Le Devoir, et le Monde, édition du jeudi 2 août 2007

Lisbonne -- Le Musée Berardo a été inauguré le lundi 25 juin à Belem, un quartier de Lisbonne situé le long du Tage. Abrité dans un bâtiment de 12 000 m2 construit en 1993 pour servir de centre d'art contemporain, il recèle une collection privée, celle du milliardaire Joe Berardo. Huit cent soixante-deux oeuvres, allant d'une toile cubiste de Picasso jusqu'aux artistes les plus contemporains, évaluées par Christie's à 316 millions d'euros.

C'est sur cette base que le gouvernement portugais a conclu un accord avec le propriétaire: durant dix ans, l'État prend en charge le bâtiment et son fonctionnement, contre le dépôt des oeuvres, avec une option d'achat qui sera levée, ou non, en avril 2016. Un musée en PPP (crédit-bail), en quelque sorte.

À la collection initiale s'ajoutent les oeuvres contemporaines que le ministère de la Culture avait commencé à acquérir depuis quelques années, celles que Berardo continue d'acheter, plus un budget d'acquisitions annuel d'un million d'euros, partagé moitié-moitié entre l'État et le collectionneur. Un montage complexe mais qui dote Lisbonne de son premier musée d'art moderne et contemporain à relativement peu de frais.

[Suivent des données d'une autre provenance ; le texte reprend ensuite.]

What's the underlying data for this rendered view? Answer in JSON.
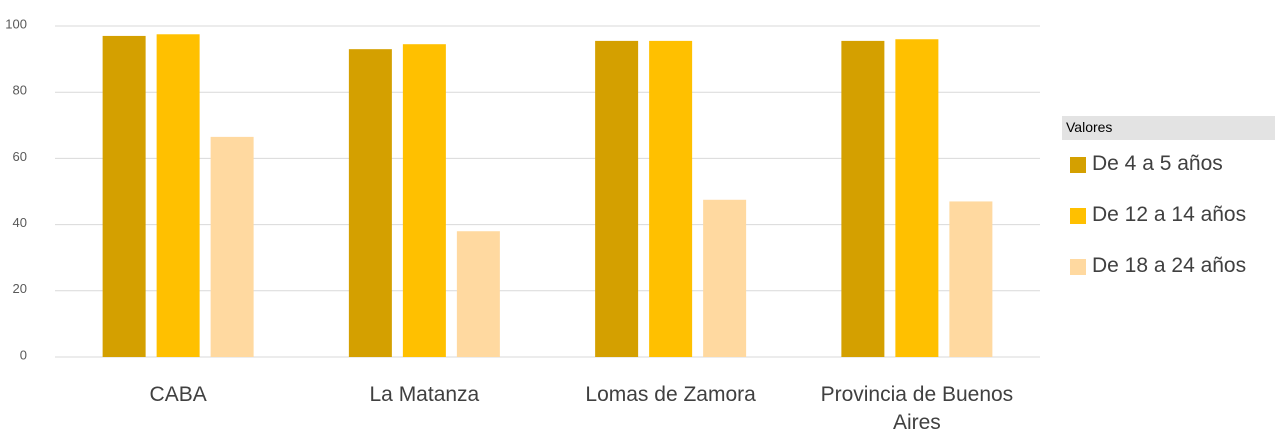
{
  "chart_data": {
    "type": "bar",
    "categories": [
      "CABA",
      "La Matanza",
      "Lomas de Zamora",
      "Provincia de Buenos Aires"
    ],
    "series": [
      {
        "name": "De 4 a 5 años",
        "color": "#d4a000",
        "values": [
          97,
          93,
          95.5,
          95.5
        ]
      },
      {
        "name": "De 12 a 14 años",
        "color": "#ffc000",
        "values": [
          97.5,
          94.5,
          95.5,
          96
        ]
      },
      {
        "name": "De 18 a 24 años",
        "color": "#ffd9a0",
        "values": [
          66.5,
          38,
          47.5,
          47
        ]
      }
    ],
    "ylim": [
      0,
      100
    ],
    "yticks": [
      0,
      20,
      40,
      60,
      80,
      100
    ],
    "grid": true,
    "legend_title": "Valores",
    "legend": "right"
  }
}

Le musée est dirigé par le Français Jean-François Chougnet, ancien directeur de l'établissement public de La Villette. Il a fait appel à l'artiste Éric Corne, fondateur du centre d'art Le Plateau, à Paris, pour concevoir l'exposition inaugurale. Elle se tient sur trois étages du musée, accrochage surprenant, subtil et bien aéré d'environ un tiers de la collection, certaines oeuvres ayant été acquises pour l'occasion afin de renforcer la cohérence de l'ensemble.

L'exposition est précédée, à l'extérieur du musée et dans son hall d'entrée, de deux oeuvres qui symbolisent, peu ou prou, le maître des lieux: un porte-bouteilles et des cris d'oiseaux. Les bouteilles, assemblées en deux sculptures monumentales, oeuvre de la Portugaise Joana Vasconcelos, peuvent être prises pour un hommage à une des passions du fondateur, qui possède quelques vignobles. Les bruits de volatiles, mur sonore du Britannique William Furlong qui salue l'entrée du visiteur, sont un autre clin d'oeil à ce drôle d'oiseau.

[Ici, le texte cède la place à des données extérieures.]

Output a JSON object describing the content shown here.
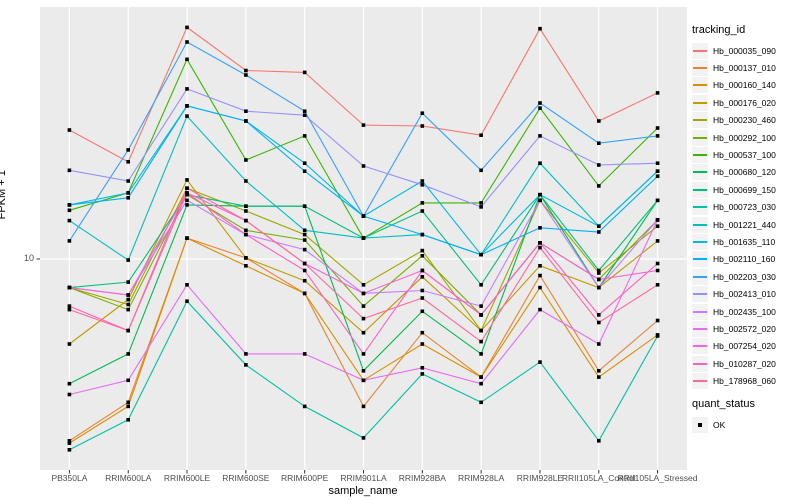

Car c'est un sacré numéro que ce Joe Berardo: né en 1944 à Madère, il quitte son île à 18 ans pour faire fortune en Afrique du Sud. Et il collectionne déjà: «Quand j'étais petit, explique-t-il, j'étais pauvre. Alors je collectionnais les timbres ou les boîtes d'allumettes... » Rapidement, il accumule aussi les entreprises: d'horticulture tout d'abord (il restaurera plus tard Monte Palace, un parc d'essences rares à Madère), de mines d'or et de diamants ensuite (ce qui vaut aux habitants de son île natale un second musée, de gemmologie celui-là). Avant de se tourner vers la banque et les industries de service. Aujourd'hui, sa holding,

Metalgest, pèserait près de deux milliards d'euros.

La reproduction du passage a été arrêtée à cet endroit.